Belarus’s Russian Problem


Dec. 23, 2014

The Putin alternative to the European Union stumbles on the ruble. 

Russia's President Vladimir Putin talks to his counterpart from Belarus Alexander Lukashenko. REUTERS

The Russian ruble’s downward spiral has claimed a new casualty: neighboring Belarus and its heavily Russia-dependent economy. The regime of Alexander Lukashenko, one of Moscow’s closest allies, has begun blocking independent news sites and several online-shopping outlets in an apparent attempt to prevent a bank run and shore up the Belarusian ruble.

Internet censorship is par for the course in Mr. Lukashenko’s Belarus. It follows the enactment earlier this month of a new law granting the Minsk regime broad authority to ban websites, similar to the power Mr. Lukashenko already wields over traditional media. That law hasn’t gone into effect yet, according to the Index on Censorship watchdog, but then there’s a reason the former Soviet republic has long been known as Europe’s last dictatorship.

The depth of Mr. Lukashenko’s panic was revealed on Friday, when the central bank announced a “temporary” 30% tax on foreign-exchange transactions, raised interest rates on its own standing facilities to 50% from 24%, and decreed that exporters must convert half of their foreign-currency proceeds into the local currency. The Belarusian ruble has lost about 13% of its value against the dollar since the beginning of the year, according to the country’s central bank.

“Don’t rush like crazy with the [Belarusian] ruble to exchange points and don’t change it for foreign currency,” Mr. Lukashenko warned his people. “Don’t trade it, because it will have consequences.”

Message not received.
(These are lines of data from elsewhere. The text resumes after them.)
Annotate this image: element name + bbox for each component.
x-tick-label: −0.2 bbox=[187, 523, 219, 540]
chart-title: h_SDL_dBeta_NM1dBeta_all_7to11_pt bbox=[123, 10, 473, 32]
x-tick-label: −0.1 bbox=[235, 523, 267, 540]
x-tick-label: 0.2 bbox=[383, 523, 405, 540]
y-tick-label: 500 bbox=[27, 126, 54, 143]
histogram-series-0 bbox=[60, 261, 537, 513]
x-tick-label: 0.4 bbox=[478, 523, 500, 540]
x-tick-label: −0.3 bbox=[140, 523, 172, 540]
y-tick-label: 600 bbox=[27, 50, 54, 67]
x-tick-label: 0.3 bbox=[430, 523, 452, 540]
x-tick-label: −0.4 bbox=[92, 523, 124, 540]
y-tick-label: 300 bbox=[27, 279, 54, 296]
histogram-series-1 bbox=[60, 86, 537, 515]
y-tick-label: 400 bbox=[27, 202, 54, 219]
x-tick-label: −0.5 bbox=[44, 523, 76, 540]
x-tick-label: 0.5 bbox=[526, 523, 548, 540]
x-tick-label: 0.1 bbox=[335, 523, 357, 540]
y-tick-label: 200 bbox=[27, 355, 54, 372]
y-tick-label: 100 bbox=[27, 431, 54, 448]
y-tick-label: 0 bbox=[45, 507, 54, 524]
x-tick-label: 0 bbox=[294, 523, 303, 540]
Many Belarusians last weekend lined up for hours to clear their accounts and used their Belarusian rubles to buy safer assets like new appliances. “The regime is bankrupt,” Andrei Sannikov, a former Deputy Foreign Minister turned exiled oppositionist, told us. “Lukashenko’s trying to cope with it the only way he knows, which is repression.”

All this bodes ill for Mr. Lukashenko and the Kremlin. Most of the trade between Belarus and Russia has been denominated in Russian rubles—hence Mr. Lukashenko’s vulnerability when the Russian economy tumbles. Belarus, along with Kazakhstan and Russia, is one of the founding member-states of the Eurasian Economic Union, the customs union that launches Jan. 1. Russian President Vladimir Putin hopes it will emerge as an alternative to the European Union.

Belarus’s currency troubles teach a powerful lesson to other states in Eastern Europe, Central Asia and the South Caucasus about the risks of economic interdependence with the Kremlin. The West should seize the moment to press for change in Belarus.

Messrs. Lukashenko and Putin aren’t best friends, and the Belarusian has been trying to present himself less as a Kremlin vassal and more as a bridge between East and West. On Sunday, while the currency crisis was under way, Mr. Lukashenko met with Ukrainian President Petro Poroshenko in Kiev, where Mr. Lukashenko reaffirmed his commitment to help resolve the Ukrainian crisis. Minsk hosted a round of failed Ukraine talks in September, and Mr. Poroshenko said in a statement on Monday that another round of talks may be held in the Belarusian capital on Wednesday and Friday.

It would be a mistake for the U.S. and EU to unconditionally embrace the anxious President for life, who in all likelihood is hedging his bet on Moscow. If Mr. Lukashenko wants greater Western integration, Washington and Brussels should insist he loosen his grip on Belarusian civil society. Unblocking opposition and independent news websites would be a good start.